Had you hoped to connect with the real-life Cheryl?
I tried to connect with Cheryl. I couldn’t find her, first of all, and to a degree, I took that as a choice. There have been these Dateline episodes about Rodney Alcala, and they have gotten previous victims to be on them, and she’s never appeared in anything like that. I took it to mean that she didn’t really want this one chance encounter with a psychopath to define her life. That’s part of the reason why I changed the name and a bunch of key elements of the biography and the background. It’s more like an alternative-world version of Cheryl. If this Cheryl had been on this game show, this is how it might have gone.
Is Daniel’s performance what you envisioned for Rodney?
He was just perfect. The really tricky thing was, if you go back and watch Rodney on the actual Dating Game, you couldn’t just take that dialogue and put it in a movie today because it would be like, “Obviously, he’s a serial killer.” Dating etiquette and norms have changed between 1978 and 2024, and just what’s a funny joke and what’s an off-color, off-putting joke, that’s changed in the last 50 years. If you just take that exactly as it was, people are going to be like, “Well, Cheryl’s an idiot.” Daniel’s big lift was making sure that contemporary audiences could feel the thing that the women are feeling, and he does a wonderful job.
Why would Rodney do something so public amid this crime spree?
He’s like a lot of sociopaths, where he doesn’t think he’s going to get caught. My guess is he probably thought it would be fun. There may have even been some element of showboating about it.
Are there key takeaways from the film that relate to contemporary society?
Rodney’s behavior feels very male to me, but he only represents one end of the spectrum of toxic male behavior. The other end of the spectrum is the boyfriend who’s like, “Don’t you think they would’ve vetted him?” The game show host is somewhere in the middle. So, really investigating all of that, and the way that looking the other way when there’s a problem in front of you aids and abets all of this. A lot of people will be able to look at the spectrum and go, “I can see myself in some part of this, and we have a collective responsibility to do better.”
What’s next for you as a writer, and are you getting offered projects that are similar to this one?

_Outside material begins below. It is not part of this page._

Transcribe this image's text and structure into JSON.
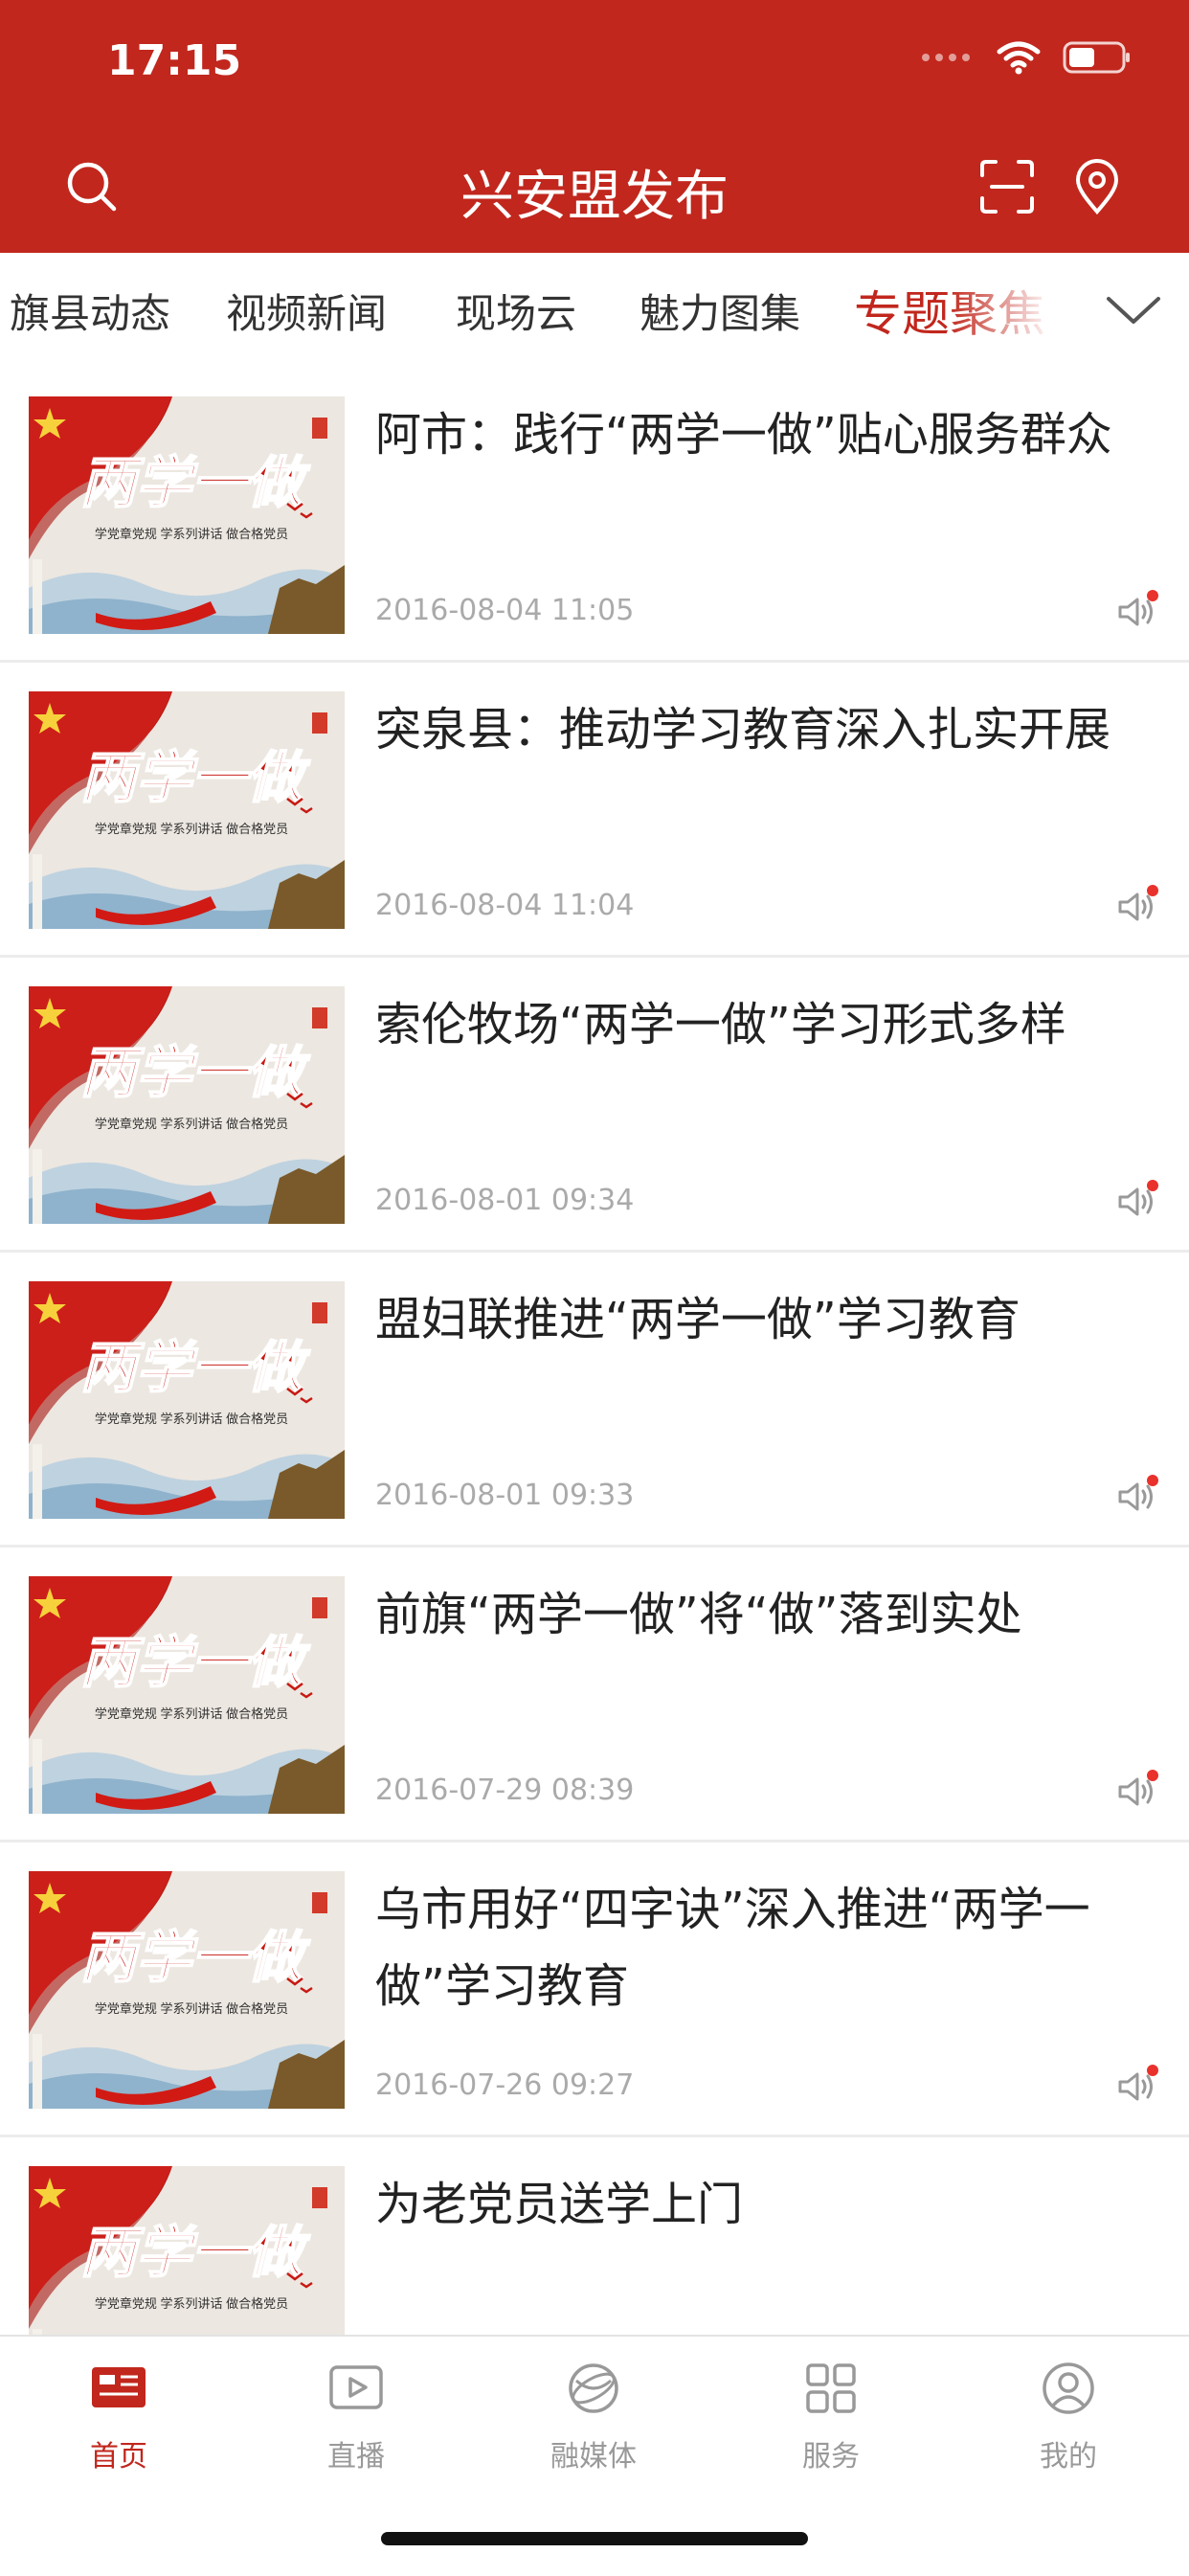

I’m working on five or six things right now, and I’m excited about all of them. The thing that I’m especially excited about is they’re all very different, and I’m trying to be really mindful and conscientious about not being “the serial killer guy,” mostly just because that would be a very depressing way to live. Actually doing the research it took to write this, which lasted years, was just grueling because you’re reading about terrible, traumatic, awful things — day in, day out — and yet there’s no other alternative because you have to engage with the material in order to tell the story truthfully. I’m proud of the movie, and I could see myself writing something like this again someday. I just want to make sure it’s not the only thing I’m doing.
What are your hopes for the film?
I know true crime is very zeitgeist-y at the moment. I hope it outlasts the zeitgeist. I hope it becomes a movie that we’re talking about in 10, 20 years. And my hope is that it’s received as art, not content, and that’s fully out of my hands. Both Anna and myself were very serious about the story we were telling and put a lot of thought and effort into it. I just hope it’s received that way because that was always my biggest fear, that it’s just like, “Oh, it’s another serial-killer, true crime movie of the week.”